Of course there are plenty of problems with the current state of AI and LLMs, but to have such a preconceived pessimistic outlook that can't even acknowledge their massive and quick adoption and usefulness in multiple domains seems not intellectually honest.

By @krackers - 4 months
The related list of ten Marcus-worthy tasks is probably more worth reading, since it at least provides some falsifiable goalposts.

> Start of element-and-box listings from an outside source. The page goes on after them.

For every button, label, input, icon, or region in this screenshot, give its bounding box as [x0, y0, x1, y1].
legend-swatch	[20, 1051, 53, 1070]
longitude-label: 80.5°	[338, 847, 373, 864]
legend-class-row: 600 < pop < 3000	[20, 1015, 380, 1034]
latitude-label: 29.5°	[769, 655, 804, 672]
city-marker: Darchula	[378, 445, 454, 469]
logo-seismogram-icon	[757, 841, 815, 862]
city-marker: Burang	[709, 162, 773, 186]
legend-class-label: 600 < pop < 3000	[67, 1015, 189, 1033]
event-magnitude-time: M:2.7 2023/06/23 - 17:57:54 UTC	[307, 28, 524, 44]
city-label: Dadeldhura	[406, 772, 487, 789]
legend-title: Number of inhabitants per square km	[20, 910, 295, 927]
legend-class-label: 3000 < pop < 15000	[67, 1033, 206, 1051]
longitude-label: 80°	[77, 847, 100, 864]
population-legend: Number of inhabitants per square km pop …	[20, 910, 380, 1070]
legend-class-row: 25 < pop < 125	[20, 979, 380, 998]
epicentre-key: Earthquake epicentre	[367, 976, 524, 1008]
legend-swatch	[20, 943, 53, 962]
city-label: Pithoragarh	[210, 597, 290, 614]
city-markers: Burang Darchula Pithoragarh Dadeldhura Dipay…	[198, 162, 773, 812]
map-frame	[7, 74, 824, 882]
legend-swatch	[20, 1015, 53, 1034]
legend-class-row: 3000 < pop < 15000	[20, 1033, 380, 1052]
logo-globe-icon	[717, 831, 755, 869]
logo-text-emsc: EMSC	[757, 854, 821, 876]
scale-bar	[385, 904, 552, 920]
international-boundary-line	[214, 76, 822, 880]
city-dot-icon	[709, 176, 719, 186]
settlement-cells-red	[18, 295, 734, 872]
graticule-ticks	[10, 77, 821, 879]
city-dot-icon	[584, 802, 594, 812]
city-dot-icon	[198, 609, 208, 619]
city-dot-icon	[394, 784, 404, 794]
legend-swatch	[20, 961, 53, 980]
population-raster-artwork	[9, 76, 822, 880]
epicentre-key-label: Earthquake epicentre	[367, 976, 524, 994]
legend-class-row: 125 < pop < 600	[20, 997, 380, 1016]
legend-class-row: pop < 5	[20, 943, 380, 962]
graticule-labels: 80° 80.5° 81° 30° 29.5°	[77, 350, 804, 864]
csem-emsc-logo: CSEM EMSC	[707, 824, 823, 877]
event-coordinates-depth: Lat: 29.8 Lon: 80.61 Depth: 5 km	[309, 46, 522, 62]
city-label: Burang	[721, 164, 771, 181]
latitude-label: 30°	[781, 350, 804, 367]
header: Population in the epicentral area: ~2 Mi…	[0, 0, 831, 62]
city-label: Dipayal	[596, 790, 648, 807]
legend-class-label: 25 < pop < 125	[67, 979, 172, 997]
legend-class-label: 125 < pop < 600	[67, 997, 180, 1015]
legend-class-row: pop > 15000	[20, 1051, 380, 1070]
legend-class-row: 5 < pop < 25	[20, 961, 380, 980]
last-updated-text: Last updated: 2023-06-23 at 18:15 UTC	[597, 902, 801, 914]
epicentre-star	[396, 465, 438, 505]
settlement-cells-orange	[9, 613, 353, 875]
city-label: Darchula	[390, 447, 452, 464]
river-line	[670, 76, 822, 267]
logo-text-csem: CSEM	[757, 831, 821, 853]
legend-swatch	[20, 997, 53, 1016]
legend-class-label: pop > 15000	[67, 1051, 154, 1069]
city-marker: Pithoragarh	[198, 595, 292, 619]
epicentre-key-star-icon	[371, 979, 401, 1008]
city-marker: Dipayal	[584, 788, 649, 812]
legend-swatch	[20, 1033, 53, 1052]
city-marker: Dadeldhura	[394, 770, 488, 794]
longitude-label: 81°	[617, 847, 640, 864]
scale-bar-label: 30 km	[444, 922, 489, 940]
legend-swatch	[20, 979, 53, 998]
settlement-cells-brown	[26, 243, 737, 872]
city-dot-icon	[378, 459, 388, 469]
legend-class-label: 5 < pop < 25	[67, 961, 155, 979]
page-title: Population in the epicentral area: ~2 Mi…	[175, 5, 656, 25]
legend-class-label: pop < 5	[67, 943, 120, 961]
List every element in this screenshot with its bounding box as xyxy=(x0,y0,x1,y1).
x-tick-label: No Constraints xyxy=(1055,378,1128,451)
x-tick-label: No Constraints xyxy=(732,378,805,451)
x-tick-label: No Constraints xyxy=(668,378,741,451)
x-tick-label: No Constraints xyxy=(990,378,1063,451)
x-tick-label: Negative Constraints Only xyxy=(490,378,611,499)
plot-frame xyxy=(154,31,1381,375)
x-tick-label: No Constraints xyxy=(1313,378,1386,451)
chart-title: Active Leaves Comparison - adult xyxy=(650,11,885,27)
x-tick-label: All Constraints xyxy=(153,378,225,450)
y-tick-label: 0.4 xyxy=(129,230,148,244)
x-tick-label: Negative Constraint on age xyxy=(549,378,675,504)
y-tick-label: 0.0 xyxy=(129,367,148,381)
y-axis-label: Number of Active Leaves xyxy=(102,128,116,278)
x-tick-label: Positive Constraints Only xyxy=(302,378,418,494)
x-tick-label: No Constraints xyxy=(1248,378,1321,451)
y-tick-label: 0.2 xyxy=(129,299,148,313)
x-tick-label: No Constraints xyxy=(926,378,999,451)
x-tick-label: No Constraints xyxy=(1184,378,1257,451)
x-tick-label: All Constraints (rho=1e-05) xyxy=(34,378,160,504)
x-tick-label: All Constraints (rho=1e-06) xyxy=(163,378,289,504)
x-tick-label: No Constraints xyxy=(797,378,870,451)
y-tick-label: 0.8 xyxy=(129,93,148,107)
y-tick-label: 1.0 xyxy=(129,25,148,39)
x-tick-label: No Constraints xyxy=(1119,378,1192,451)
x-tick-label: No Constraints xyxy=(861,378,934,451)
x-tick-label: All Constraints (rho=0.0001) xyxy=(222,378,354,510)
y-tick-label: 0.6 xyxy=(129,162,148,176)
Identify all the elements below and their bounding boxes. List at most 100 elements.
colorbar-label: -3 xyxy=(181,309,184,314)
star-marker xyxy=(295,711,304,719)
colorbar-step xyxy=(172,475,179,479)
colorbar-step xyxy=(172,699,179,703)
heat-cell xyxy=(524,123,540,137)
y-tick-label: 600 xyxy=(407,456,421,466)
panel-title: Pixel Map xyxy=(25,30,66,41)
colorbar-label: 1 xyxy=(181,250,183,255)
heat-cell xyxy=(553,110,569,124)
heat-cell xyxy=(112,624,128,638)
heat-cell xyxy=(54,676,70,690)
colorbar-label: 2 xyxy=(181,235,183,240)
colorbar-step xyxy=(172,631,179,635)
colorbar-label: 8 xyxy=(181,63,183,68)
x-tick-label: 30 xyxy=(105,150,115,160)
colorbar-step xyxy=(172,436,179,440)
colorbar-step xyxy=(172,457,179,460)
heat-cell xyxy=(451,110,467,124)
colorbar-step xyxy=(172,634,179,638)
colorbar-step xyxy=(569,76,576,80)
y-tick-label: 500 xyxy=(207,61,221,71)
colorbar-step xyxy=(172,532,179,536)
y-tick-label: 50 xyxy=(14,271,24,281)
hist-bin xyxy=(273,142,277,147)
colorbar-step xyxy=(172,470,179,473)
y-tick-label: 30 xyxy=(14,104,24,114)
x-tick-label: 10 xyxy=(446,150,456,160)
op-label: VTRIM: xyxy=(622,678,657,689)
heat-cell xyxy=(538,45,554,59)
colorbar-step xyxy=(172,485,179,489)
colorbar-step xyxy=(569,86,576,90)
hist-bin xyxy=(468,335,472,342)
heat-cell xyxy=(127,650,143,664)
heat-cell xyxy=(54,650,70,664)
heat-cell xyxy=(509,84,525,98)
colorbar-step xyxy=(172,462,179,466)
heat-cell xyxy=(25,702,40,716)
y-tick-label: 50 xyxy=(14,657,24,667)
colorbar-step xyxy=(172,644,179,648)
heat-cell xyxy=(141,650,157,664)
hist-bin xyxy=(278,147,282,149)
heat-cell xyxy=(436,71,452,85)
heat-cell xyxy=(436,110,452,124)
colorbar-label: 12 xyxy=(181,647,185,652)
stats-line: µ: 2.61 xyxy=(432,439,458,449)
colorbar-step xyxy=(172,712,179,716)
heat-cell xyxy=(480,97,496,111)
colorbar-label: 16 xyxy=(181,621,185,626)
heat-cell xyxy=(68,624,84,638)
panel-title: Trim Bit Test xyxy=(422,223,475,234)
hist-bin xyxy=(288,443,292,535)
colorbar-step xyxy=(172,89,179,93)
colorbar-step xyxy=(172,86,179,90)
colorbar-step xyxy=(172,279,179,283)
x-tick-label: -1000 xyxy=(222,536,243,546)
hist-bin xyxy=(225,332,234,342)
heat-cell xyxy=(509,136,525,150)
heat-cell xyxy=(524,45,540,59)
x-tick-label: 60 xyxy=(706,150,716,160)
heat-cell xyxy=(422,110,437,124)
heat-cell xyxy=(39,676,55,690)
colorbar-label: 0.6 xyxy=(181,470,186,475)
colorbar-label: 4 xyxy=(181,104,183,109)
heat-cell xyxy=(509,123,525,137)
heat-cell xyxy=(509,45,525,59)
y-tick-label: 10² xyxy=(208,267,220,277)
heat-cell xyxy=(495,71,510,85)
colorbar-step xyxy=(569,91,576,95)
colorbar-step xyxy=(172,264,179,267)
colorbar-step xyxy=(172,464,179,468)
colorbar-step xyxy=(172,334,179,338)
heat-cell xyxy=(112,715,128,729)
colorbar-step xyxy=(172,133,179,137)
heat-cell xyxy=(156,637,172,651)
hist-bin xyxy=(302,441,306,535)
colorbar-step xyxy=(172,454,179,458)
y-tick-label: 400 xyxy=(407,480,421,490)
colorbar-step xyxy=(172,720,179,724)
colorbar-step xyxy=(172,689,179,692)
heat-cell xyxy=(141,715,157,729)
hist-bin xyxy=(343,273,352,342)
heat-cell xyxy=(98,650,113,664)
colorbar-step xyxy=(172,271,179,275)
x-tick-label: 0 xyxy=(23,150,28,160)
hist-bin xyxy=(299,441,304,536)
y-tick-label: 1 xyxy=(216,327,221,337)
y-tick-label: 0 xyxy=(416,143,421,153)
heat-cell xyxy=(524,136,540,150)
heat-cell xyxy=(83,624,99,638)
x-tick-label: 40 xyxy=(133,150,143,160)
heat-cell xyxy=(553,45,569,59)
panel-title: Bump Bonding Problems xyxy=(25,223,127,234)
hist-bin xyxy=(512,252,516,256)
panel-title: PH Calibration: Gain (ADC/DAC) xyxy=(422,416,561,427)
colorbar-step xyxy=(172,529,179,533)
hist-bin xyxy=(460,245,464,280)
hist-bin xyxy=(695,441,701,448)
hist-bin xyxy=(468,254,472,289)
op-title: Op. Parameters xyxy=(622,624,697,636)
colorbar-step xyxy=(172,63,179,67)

https://news.ycombinator.com/item?id=42560545

I'd argue 1, 2, maybe 6 are effectively already doable. 3 & 5 are good tasks which are technically possible with some RAG hackery but in general is a good benchmark testing out-of-context fact retrieval. 4 & 10 might happen soon-ish with work on "agents" and proof synthesis respectively. 7 & 8 are too subjective. 9, maybe weakened to formulating or proving novel theorems, might be a good baseline for "peak human" intelligence (I think at best O1-O3 can spot and prove some lemmas, but nothing that anyone would bother publishing).

By @mrayycombi - 4 months
Marcus clearly threw a lot of spaghetti, seemingly pessimistic "it socks and won't get better" and then cherry picks confirmations, for the bits that stuck to the wall.

How about he indicates: 1. How he came to these conclusions (coin flip? Pessimism?) 2. How many predictions he missed. He's implying a very high rate of success, which is a big red flag of shenanigans for me.

This is little more than vague generalities and coin flipping with retroactive cherry picked "See?! I was right!" analysis.

A gypsy at a traveling circus serves up about the same.

By @tim333 - 4 months
>No single system will solve more than 4 of the AI 2027 Marcus-Brundage tasks by the end of 2025

I had a look at the "Marcus-Brundage tasks" that he has modestly named after himself and am stuck that for an AI skeptic he's listed things for 2027 well beyond 99.9% of humans like write 10,000 lines of bug free code, Oscar level screenplays, Nobel prize discoveries, Pulitzer books etc.